6.1 ADC Differential Mode Setup

Todo:
  • Edit adc_init() to configure ADC in Differential mode, with the Force Click board as MUXPOS and DACREF0 as MUXNEG
  • Transmit the data to the Data Visualizer
  1. Set up the DAC voltage reference to about half of the Force Click board max voltage or VDD/2:
    VREF.CTRLA = VREF_AC0REFSEL_2V048_gc; /* Voltage reference for AC */
AC0.DACREF = 0xCE; /* Will generate V_DACREF = 1.65V */
  2. Set up the ADC voltage reference:
    ADC0.CTRLC = ADC_REFSEL_2048MV_gc | ((uint8_t)TIMEBASE_VALUE << ADC_TIMEBASE0_bp);/*ADC voltage reference*/
    Info:

    The ADC voltage reference sets the upper limit for the ADC input range. Any values above this range will be interpreted as VREF. In Differential mode, the upper limit is for the difference between two inputs and not the individual inputs. Therefore, V M U X P O S V M U X N E G V R E F will be interpreted correctly, even if V M U X P O S > V R E F .

  3. Configure the MUXPOS register to have the Force Click board as an input source:
    ADC0.MUXPOS = ADC_MUXPOS_AIN5_gc;
  4. Configure the MUXNEG to have the DAC reference as an input source:
    ADC0.MUXNEG = ADC_MUXNEG_DAC_gc;
    Info:

    The input signal from MUXPOS will now be measured in relation to MUXNEG. In Single-Ended mode, MUXPOS is measured in relation to ground.

  5. Configure the ADC in Differential mode, with the 12-bit Single Operational mode:
    ADC0.COMMAND |= ADC_DIFF_bm | ADC_MODE_SINGLE_12BIT_gc;
  6. Add the following code in main.c to calculate the voltage difference between MUXPOS and MUXNEG. The calculation is done in the while(1) loop:
    /* Formula shows how much MUXPOS and MUXNEG differ from each other in Volt */
adc_t.adc_differential_volt = (float)((adc_t.adc_sample * 2.048) / ADC_MAX_VALUE);
    Info:

    For Differential mode, the data format is two’s complement with sign extension. The data type of the sample variable should be int16_t when using Differential mode. The data type of the result variable should be int32_t when using Differential mode. Float is used here to calculate signed decimal numbers.

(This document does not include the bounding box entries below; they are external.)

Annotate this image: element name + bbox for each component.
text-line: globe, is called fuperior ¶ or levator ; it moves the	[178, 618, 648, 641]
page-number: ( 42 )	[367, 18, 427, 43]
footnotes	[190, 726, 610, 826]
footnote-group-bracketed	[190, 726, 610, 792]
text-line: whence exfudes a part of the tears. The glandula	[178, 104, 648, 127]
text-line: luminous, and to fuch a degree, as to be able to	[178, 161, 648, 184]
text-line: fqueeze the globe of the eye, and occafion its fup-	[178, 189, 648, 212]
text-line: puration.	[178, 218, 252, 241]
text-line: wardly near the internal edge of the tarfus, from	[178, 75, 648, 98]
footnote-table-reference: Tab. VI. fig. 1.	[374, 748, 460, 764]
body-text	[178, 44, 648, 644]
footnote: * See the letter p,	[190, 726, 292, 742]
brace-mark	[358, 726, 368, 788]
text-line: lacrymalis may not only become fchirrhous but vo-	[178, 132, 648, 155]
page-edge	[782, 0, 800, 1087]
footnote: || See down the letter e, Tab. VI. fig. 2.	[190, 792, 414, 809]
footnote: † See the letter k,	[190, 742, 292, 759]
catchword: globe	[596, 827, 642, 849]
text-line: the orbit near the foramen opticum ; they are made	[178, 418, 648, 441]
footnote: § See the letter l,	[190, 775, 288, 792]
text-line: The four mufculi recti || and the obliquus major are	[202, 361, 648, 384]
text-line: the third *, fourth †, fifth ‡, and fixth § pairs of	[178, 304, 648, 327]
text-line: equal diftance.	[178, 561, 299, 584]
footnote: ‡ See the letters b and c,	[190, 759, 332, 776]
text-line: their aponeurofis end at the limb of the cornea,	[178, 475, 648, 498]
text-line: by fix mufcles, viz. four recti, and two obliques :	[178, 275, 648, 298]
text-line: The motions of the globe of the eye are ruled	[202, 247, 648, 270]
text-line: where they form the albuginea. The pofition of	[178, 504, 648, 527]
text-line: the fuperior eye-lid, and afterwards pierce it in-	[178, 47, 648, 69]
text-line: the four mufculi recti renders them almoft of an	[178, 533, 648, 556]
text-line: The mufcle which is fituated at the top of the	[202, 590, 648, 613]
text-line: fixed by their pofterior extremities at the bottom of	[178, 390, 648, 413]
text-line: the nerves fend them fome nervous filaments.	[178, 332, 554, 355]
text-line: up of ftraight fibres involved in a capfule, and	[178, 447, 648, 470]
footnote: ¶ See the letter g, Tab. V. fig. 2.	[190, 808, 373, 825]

  7. Verify that the solution builds with no errors by selecting Build → Build Solution from the top menu bar in Microchip Studio or pressing the F7 key.
  8. Flash the device by selecting Debug → Start without debugging for the top menu bar in Microchip Studio or pressing the Ctrl+Alt+F5 keys.
  9. Verify hardware connections. Make sure the Force Click board is connected to socket 3 on the Curiosity Nano Adapter.
  10. Plot the single ADC sample and voltage difference using the Data Visualizer by loading the workspace Assignment5.json. Try changing the DAC voltage reference and study its effect on the plotted range.
    Tip: To change VDACREF, either change the DACREF number or the voltage reference for AC. This is described in step 1 of Assignment 3.
Info:

Since MUXNEG now is connected to the voltage reference 1.65V, as seen in Figure 6-1 rather than GND, the new zero for the MUXPOS input is 1.65V. For the Force Click board with a range of [0,3.3V], the ADC output will be from [-1.65,1.65V]. See Figure 6-1.

Result: The ADC is running in Differential mode, using the 12-bit Single Operational mode. The difference between MUXPOS and MUXNEG is measured and plotted in the Data Visualizer. The results should look similar to Figure 6-1 when the button is pressed with varying force. The figures show measurement using different constant voltages for MUXNEG. Figure 6-1 uses VDACREF = 1.65V. In Figure 6-2, MUXNEG has the input source VDACREF = 1.024V.
Figure 6-1. Assignment 5: Differential Mode With VDACREF = 1.65V
Figure 6-2. Assignment 5: Differential Mode With VDACREF = 1.024V
Info:

By setting the VDACREF to 1.024V, the measurements are shifted upwards in the measured range. The resulting range is from about [-1.024V, 2.048V]. This range is too small for the Force Click board since the highest difference is 2.276V with the range [0,3.3V]. All the values above 2.048V will therefore be interpreted as 2.048V by the ADC. The clipping that occurs is visible in Figure 6-2, where the top value never exceeds 2.048V.

A convenient property of the differential measurement is that since the signal is measured in relation to DACREF instead of ground, it is possible to adjust DACREF to be in the middle of the expected input for MUXPOS. The necessary range can therefore be tailored to a specific signal if the bounds are known. This can allow for higher gain and lowering the voltage reference used by the ADC.